Logo - Les Affaires
Logo - Les Affaires

Bourse: ce qui bouge sur les marchés avant l’ouverture mardi

LesAffaires.com et AFP|Mis à jour le 16 avril 2024

Bourse: ce qui bouge sur les marchés avant l’ouverture mardi

(Photo: Getty Images)

Les places boursières mondiales modéraient leurs ardeurs mardi matin au lendemain d’un regain d’optimisme ayant porté certains indices à de nouveaux sommets, partagées entre la perspective stimulante d’une forte relance américaine et les craintes inflationnistes associées. 

À Wall Street, vers 7h15, les contrats à terme sur le S&P 500 gagnaient 43 points, ou 1,13%, à 3 862 points. Ceux du Dow Jones augmentaient de 178 points, ou de 0,56%, à 31 954 points et ceux du Nasdaq rebondissaient de 305 points, ou de 2,49%, à 12 603 points.

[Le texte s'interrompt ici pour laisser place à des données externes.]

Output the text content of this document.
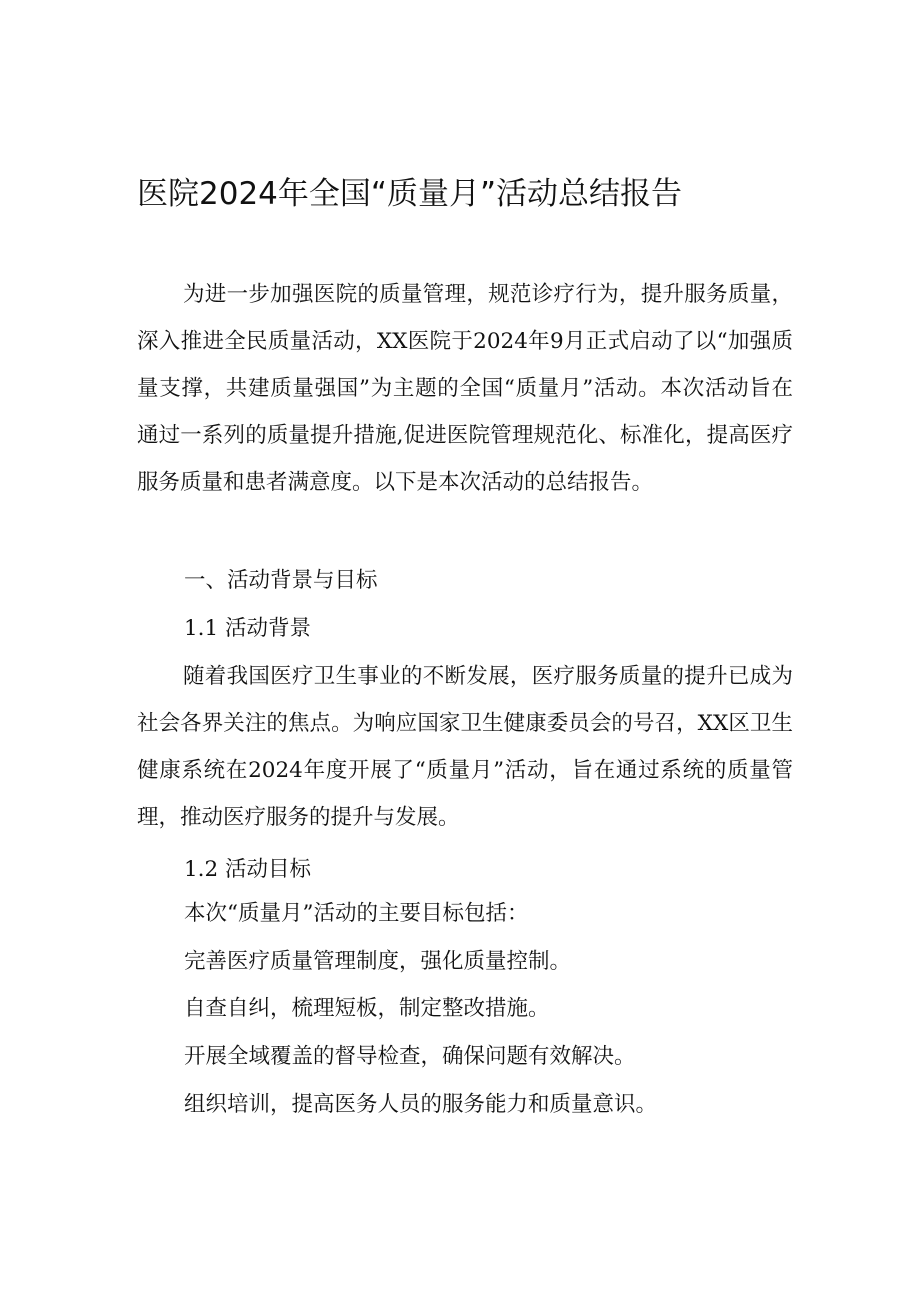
医院2024年全国“质量月”活动总结报告

为进一步加强医院的质量管理，规范诊疗行为，提升服务质量，深入推进全民质量活动，XX医院于2024年9月正式启动了以“加强质量支撑，共建质量强国”为主题的全国“质量月”活动。本次活动旨在通过一系列的质量提升措施,促进医院管理规范化、标准化，提高医疗服务质量和患者满意度。以下是本次活动的总结报告。

一、活动背景与目标

1.1 活动背景

随着我国医疗卫生事业的不断发展，医疗服务质量的提升已成为社会各界关注的焦点。为响应国家卫生健康委员会的号召，XX区卫生健康系统在2024年度开展了“质量月”活动，旨在通过系统的质量管理，推动医疗服务的提升与发展。

1.2 活动目标

本次“质量月”活动的主要目标包括：

完善医疗质量管理制度，强化质量控制。

自查自纠，梳理短板，制定整改措施。

开展全域覆盖的督导检查，确保问题有效解决。

组织培训，提高医务人员的服务能力和质量意识。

En Europe, les marchés progressaient à mi-séance. À Londres, le FTSE 100 gagnait 49 points, ou 0,74%, à 6 768 points. À Paris, le CAC 40 augmentait de 22 points, ou de 0,37%, à 5 924 points. À Francfort, le DAX prenait 54 points, ou 0,37%, à 14 436 points.

L’Asie, restée à l’écart de l’euphorie de la veille, a en partie rattrapé le train en marche: après trois séances dans le rouge à la Bourse de Tokyo, l’indice vedette Nikkei a repris 0,99% et l’indice élargi Topix 1,27%.

De son côté, la Bourse de Hong Kong a gagné 0,81% au lendemain d’importantes pertes. En Chine continentale, la Bourse de Shanghai a en revanche chuté de 1,82%.

 

Le contexte

La perspective d’une relance très forte aux États-Unis, où la Chambre des représentants doit donner mardi son approbation finale à un plan d’aide de 1 900 milliards de dollars, a profité ces derniers jours en Bourse aux secteurs plus traditionnels – voyagistes, industrie, automobile –, pour beaucoup malmenés par la crise.

Dans le même temps, les craintes d’une hausse de l’inflation à la faveur de cette reprise, matérialisées dans la forte progression des rendements obligataires ces dernières semaines, fait pâlir l’attrait des valeurs technologiques, dont la valorisation est très dépendante d’un environnement de taux bas.

C’est particulièrement le cas aux États-Unis, où l’indice Nasdaq est entré lundi dans une zone de correction boursière.

Vendredi, le taux américain à dix ans, très surveillé, est monté jusqu’à 1,62%, au plus haut depuis février 2020. Ce mardi, il évoluait en baisse, autour de 1,54%.

«La thématique du retour de l’inflation va rester centrale cette semaine encore. Après une pause, les anticipations d’inflation remontent aux États-Unis, avec des taux réels qui sont poussés à la hausse par des perspectives de croissance très forte», juge Christopher Dembik, directeur associé chez Berenberg.

 

Du côté du pétrole

Vers 7h15, le prix du baril américain de WTI augmentait de 1,08%, à 65,75 $US, et celui du baril de Brent de la mer du Nord gagnait 1,29%, à 69,12 $US.